AI large models are accelerating their penetration from the cloud to the edge and endpoint devices. However, computing power, memory, and power consumption have emerged as major bottlenecks restricting their large-scale deployment. Neural Processing Units (NPUs), specifically designed for AI computing, have become the key to overcoming these challenges. Arm China’s Zhouyi X3 NPU IP offers technical solutions to tackle the "computing power wall", "memory wall", and "power consumption wall" of edge-side AI through architectural innovations, hardware-software co-optimization, and an open ecosystem.
As edge-side AI shifts from CNNs to Transformers, the demand for high-precision floating-point computing has surged dramatically. Traditional NPUs struggle to meet the dynamic requirements of complex AI scenarios due to poor architectural adaptability and low computing power scheduling efficiency. To address the stringent computing power demands of large models on edge devices, Zhouyi X3 provides a highly efficient solution.
Zhouyi X3’s breakthrough lies in its underlying architectural innovation. It adopts a brand-new DSP+DSA architecture tailored for large models, enabling a shift from fixed-point to floating-point computing. This architecture supports both CNNs and Transformers, resolving the "specialization bias" issue of traditional NPUs. A single Cluster offers flexible computing power configuration ranging from 8 to 80 FP8 TFLOPS, which can accurately match the diverse computing needs of different scenarios. Compared with the previous generation, Zhouyi X3 has achieved significant performance upgrades: AIGC large model capability is improved by 10 times, and CNN model performance is enhanced by 30%-50%, fully unlocking the computing potential of large models.
Large models feature massive parameter sizes, making memory bandwidth and storage pressure another major bottleneck. Without efficient data read-write and storage processing, AI tasks will suffer from lag and response delays. Zhouyi X3 addresses memory challenges through multiple technical upgrades:
Test data shows that the multi-core computing power linearity reaches 70-80%, the utilization rate of large models in the Prefill phase can hit 72%, and the effective bandwidth utilization rate in the Decode phase exceeds 100%[1]. These results fully validate its outstanding memory scheduling capability and system co-optimization performance.
With limited battery capacity and heat dissipation conditions, endpoint devices urgently require the co-optimization of computing power and energy efficiency to balance high-performance AI tasks and long battery life.
Zhouyi X3 integrates the AIFF hardware engine dedicated to AI applications, paired with a specialized hardened scheduler. This combination reduces CPU load to below 0.5% with extremely low scheduling latency. When the NPU processes multiple AI tasks in parallel, it does not rely on frequent CPU intervention for scheduling, significantly reducing communication overhead between the CPU and NPU, thereby lowering system power consumption and effectively extending device battery life.
In addition, Zhouyi X3 adopts a scalable multi-core architecture and a hierarchical memory interconnection architecture, supporting flexible computing power scaling and extension. The system can achieve "on-demand power supply" based on the complexity of AI tasks, effectively reducing invalid computing and data movement to maximize energy utilization efficiency.
Addressing the three major bottlenecks of edge-side AI requires in-depth hardware-software collaboration. The Compass AI software platform, paired with Zhouyi X3, serves as a powerful enabler with its comprehensive usability, open ecosystem, and security assurance.

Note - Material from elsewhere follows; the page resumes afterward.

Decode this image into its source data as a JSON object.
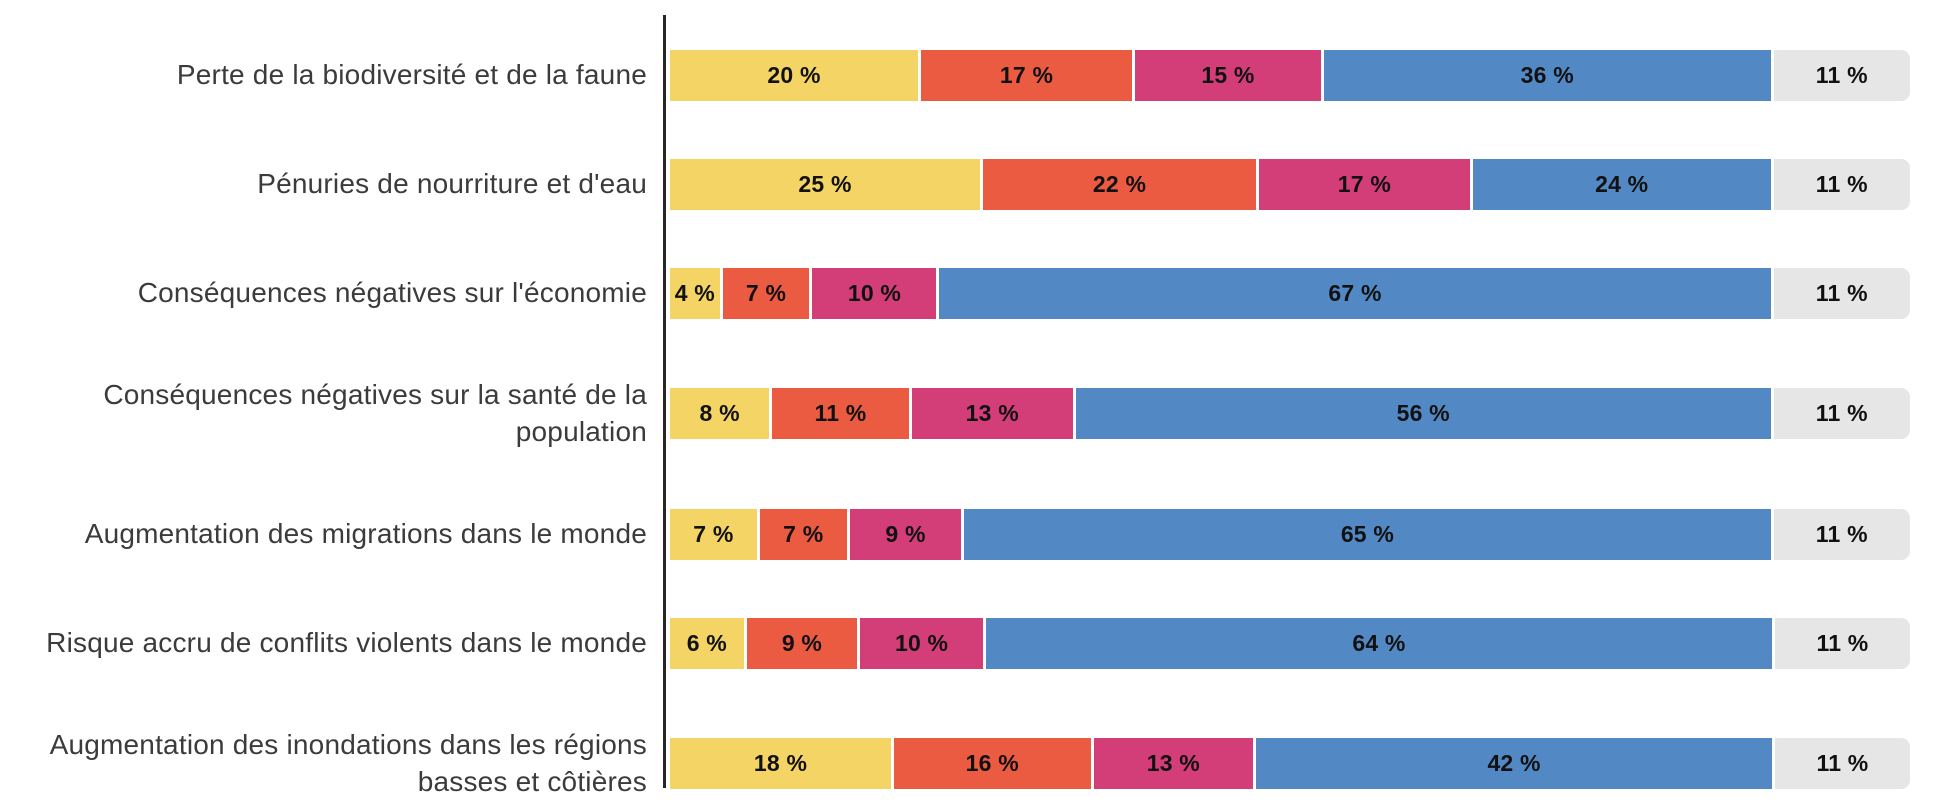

The Compass AI software platform provides an end-to-end unified toolchain, enabling "one-click deployment and out-of-the-box use". It natively supports Hugging Face, mainstream AI frameworks, and operating systems, with compatibility for over 160 operators and more than 270 models. It also features in-depth optimization for large model inference, including LLM, VLM, VLA, and MoE models, achieving seamless integration from CNN to Transformer models and significantly lowering the threshold and cost of model deployment. Meanwhile, the platform’s support for quantization algorithms and dynamic Shape capability can enhance performance while effectively reducing power consumption and avoiding invalid computing.
In addition, the Compass AI software platform offers a variety of software tools and opens up core components such as IR specifications and open-source quantization tools. Based on the DSL programming language, developers can implement custom operators through rich NN compiler plugins. Combined with visual debugging tools, the platform enables full-link observability and optimization, greatly improving development efficiency across different scenarios and providing underlying software support for computing power scheduling and power consumption control of edge-side AI.
Under the guidance of Arm China’s "AI Arm CHINA" strategy, the company will focus on AI as its core, leverage the Arm® ecosystem as its support, and build on local innovation. It will continue to advance the R&D of four self-developed IP product lines: Zhouyi NPU, Xingchen CPU, Shanhai SPU, and Linglong multimedia processor. By collaborating with industry partners to build a Chinese intelligent computing ecosystem, Arm China aims to drive the large-scale deployment of edge-side AI.